Namun, begitu mereka mulai mengangkat sang pemberontak itu ke udara, Adrian tiba-tiba dikejutkan dengan sesuatu yang tidak beres. Ketegangan dalam ruangan tiba-tiba terjadi ketika tali pengikat yang digunakan oleh para eksekutor tiba-tiba putus, membuat sang pemberontak jatuh keras ke tanah dengan suara yang menyakitkan. 

Adrian melotot tak percaya dengan apa yang baru saja terjadi. Para eksekutor panik, berusaha kembali mengulang proses eksekusi. Dalam kepanikan mereka, salah satu di antaranya memecahkan satu alat siksaan yang ada di ruangan, menimbulkan ledakan yang menghancurkan sebagian besar ruangan eksekusi tersebut.

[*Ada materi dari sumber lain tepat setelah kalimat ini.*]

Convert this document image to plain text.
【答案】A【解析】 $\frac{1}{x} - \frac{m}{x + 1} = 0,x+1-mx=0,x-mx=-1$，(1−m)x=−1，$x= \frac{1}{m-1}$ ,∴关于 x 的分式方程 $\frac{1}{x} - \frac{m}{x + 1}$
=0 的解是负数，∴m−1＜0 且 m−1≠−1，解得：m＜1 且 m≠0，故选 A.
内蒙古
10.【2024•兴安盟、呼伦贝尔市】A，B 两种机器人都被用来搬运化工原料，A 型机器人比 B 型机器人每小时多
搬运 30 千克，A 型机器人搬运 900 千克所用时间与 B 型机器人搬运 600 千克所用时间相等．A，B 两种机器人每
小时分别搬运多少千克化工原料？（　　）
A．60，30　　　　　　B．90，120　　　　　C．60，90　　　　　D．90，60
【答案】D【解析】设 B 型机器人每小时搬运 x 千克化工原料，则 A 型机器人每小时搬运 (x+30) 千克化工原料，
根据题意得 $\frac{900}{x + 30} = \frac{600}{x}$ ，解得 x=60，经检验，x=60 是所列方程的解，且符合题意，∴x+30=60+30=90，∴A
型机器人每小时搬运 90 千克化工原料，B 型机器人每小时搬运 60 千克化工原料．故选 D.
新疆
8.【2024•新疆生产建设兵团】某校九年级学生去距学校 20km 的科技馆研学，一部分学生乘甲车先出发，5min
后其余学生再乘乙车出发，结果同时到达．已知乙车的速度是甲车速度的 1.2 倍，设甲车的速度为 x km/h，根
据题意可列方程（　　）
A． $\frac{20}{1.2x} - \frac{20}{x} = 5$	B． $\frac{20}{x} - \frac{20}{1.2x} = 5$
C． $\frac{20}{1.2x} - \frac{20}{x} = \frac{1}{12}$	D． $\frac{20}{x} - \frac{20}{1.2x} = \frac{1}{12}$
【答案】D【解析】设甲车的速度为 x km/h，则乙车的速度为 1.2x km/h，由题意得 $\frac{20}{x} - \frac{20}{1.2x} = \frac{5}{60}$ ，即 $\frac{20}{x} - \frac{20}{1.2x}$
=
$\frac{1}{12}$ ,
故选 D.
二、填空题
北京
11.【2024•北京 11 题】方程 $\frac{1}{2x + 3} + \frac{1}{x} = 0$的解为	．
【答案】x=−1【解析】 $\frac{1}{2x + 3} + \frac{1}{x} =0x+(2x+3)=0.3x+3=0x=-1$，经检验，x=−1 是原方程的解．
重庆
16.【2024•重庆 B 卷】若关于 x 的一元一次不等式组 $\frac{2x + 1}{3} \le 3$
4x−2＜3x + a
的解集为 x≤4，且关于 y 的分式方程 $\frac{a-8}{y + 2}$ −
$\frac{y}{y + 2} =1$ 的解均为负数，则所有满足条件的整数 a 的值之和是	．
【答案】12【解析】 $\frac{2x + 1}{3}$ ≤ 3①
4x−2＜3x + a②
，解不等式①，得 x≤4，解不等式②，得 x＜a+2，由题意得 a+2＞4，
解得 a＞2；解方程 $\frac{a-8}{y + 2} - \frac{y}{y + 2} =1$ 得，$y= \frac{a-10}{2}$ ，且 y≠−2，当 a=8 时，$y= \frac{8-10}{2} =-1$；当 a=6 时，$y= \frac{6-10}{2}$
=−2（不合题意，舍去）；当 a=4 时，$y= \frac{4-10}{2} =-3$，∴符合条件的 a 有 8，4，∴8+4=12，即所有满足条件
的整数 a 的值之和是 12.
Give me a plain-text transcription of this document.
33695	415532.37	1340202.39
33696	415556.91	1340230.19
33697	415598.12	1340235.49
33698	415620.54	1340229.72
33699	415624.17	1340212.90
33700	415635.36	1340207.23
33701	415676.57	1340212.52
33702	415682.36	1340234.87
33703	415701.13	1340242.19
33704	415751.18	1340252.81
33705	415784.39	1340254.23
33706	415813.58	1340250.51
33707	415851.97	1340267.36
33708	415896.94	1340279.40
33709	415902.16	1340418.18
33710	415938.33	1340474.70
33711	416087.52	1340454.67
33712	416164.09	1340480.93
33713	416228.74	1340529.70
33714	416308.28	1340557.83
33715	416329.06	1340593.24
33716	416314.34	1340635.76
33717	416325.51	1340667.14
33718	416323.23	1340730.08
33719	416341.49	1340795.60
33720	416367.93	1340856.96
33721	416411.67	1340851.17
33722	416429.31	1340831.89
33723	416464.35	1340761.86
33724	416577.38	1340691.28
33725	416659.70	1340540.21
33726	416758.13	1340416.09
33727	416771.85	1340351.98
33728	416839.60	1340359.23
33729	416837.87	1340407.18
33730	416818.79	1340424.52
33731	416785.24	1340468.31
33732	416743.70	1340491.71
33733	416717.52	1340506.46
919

Adrian, yang semula berdiri dengan angkuh, kini terdorong mundur oleh ledakan. Dia jatuh dan terkena serpihan pecahan, luka-luka terbuka di tubuhnya. Begitupula sang pemberontak yang juga luka-luka namun masih hidup berusaha mengumpulkan tenaganya, dia mencoba melarikan diri dari situasi yang kacau.

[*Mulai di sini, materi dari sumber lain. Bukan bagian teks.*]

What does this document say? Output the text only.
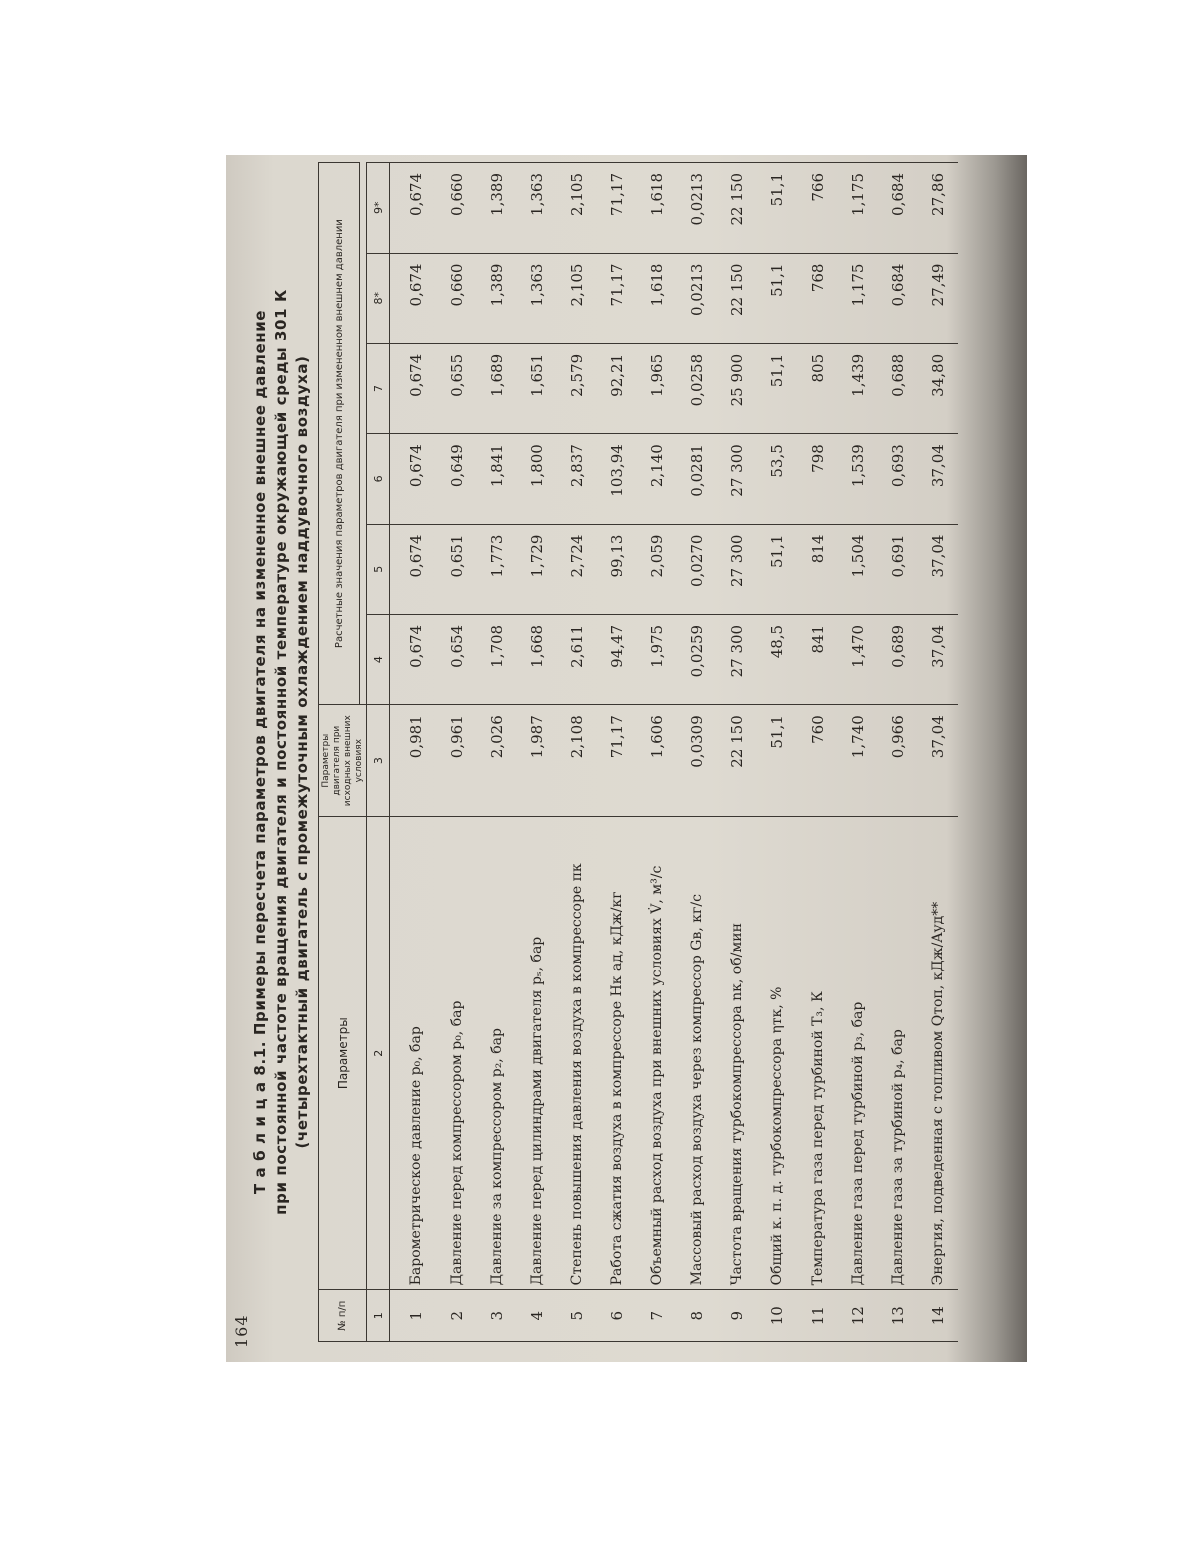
164
Т а б л и ц а 8.1. Примеры пересчета параметров двигателя на измененное внешнее давление при постоянной частоте вращения двигателя и постоянной температуре окружающей среды 301 К (четырехтактный двигатель с промежуточным охлаждением наддувочного воздуха)
№ п/п	Параметры	Параметры двигателя при исходных внешних условиях	Расчетные значения параметров двигателя при измененном внешнем давлении					

1	2	3	4	5	6	7	8*	9*
1	Барометрическое давление p₀, бар	0,981	0,674	0,674	0,674	0,674	0,674	0,674
2	Давление перед компрессором p₀, бар	0,961	0,654	0,651	0,649	0,655	0,660	0,660
3	Давление за компрессором p₂, бар	2,026	1,708	1,773	1,841	1,689	1,389	1,389
4	Давление перед цилиндрами двигателя pₛ, бар	1,987	1,668	1,729	1,800	1,651	1,363	1,363
5	Степень повышения давления воздуха в компрессоре πк	2,108	2,611	2,724	2,837	2,579	2,105	2,105
6	Работа сжатия воздуха в компрессоре Hк ад, кДж/кг	71,17	94,47	99,13	103,94	92,21	71,17	71,17
7	Объемный расход воздуха при внешних условиях V̇, м³/с	1,606	1,975	2,059	2,140	1,965	1,618	1,618
8	Массовый расход воздуха через компрессор Gв, кг/с	0,0309	0,0259	0,0270	0,0281	0,0258	0,0213	0,0213
9	Частота вращения турбокомпрессора nк, об/мин	22 150	27 300	27 300	27 300	25 900	22 150	22 150
10	Общий к. п. д. турбокомпрессора ηтк, %	51,1	48,5	51,1	53,5	51,1	51,1	51,1
11	Температура газа перед турбиной T₃, К	760	841	814	798	805	768	766
12	Давление газа перед турбиной p₃, бар	1,740	1,470	1,504	1,539	1,439	1,175	1,175
13	Давление газа за турбиной p₄, бар	0,966	0,689	0,691	0,693	0,688	0,684	0,684
14	Энергия, подведенная с топливом Qтоп, кДж/Aуд**	37,04	37,04	37,04	37,04	34,80	27,49	27,86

Dalam kepanikan itu, para pengawal Adrian berusaha melindungi Sang Raja, tetapi sang pemberontak terburu menemukan celah. Kemudian sang pemberontak berhasil melarikan diri dari ruangan eksekusi yang hancur mengandalkan keberanian dan ketangguhan yang dia miliki. Meninggalkan Adrian yang terluka dan panik di belakangnya.


Adrian yang marah berusaha bangkit dari lantai, tetapi luka-lukanya membuatnya terbatuk-batuk. Dia menyadari bahwa pemberontak itu telah berhasil meloloskan diri, meninggalkannya dalam kekalutan dan kegagalan. 


Dalam situasi ini, sisi Adrian yang egois dan kejam merasa malu dan marah pada dirinya sendiri karena mengalami kekalahan yang demoralisasi di depan para pengawal.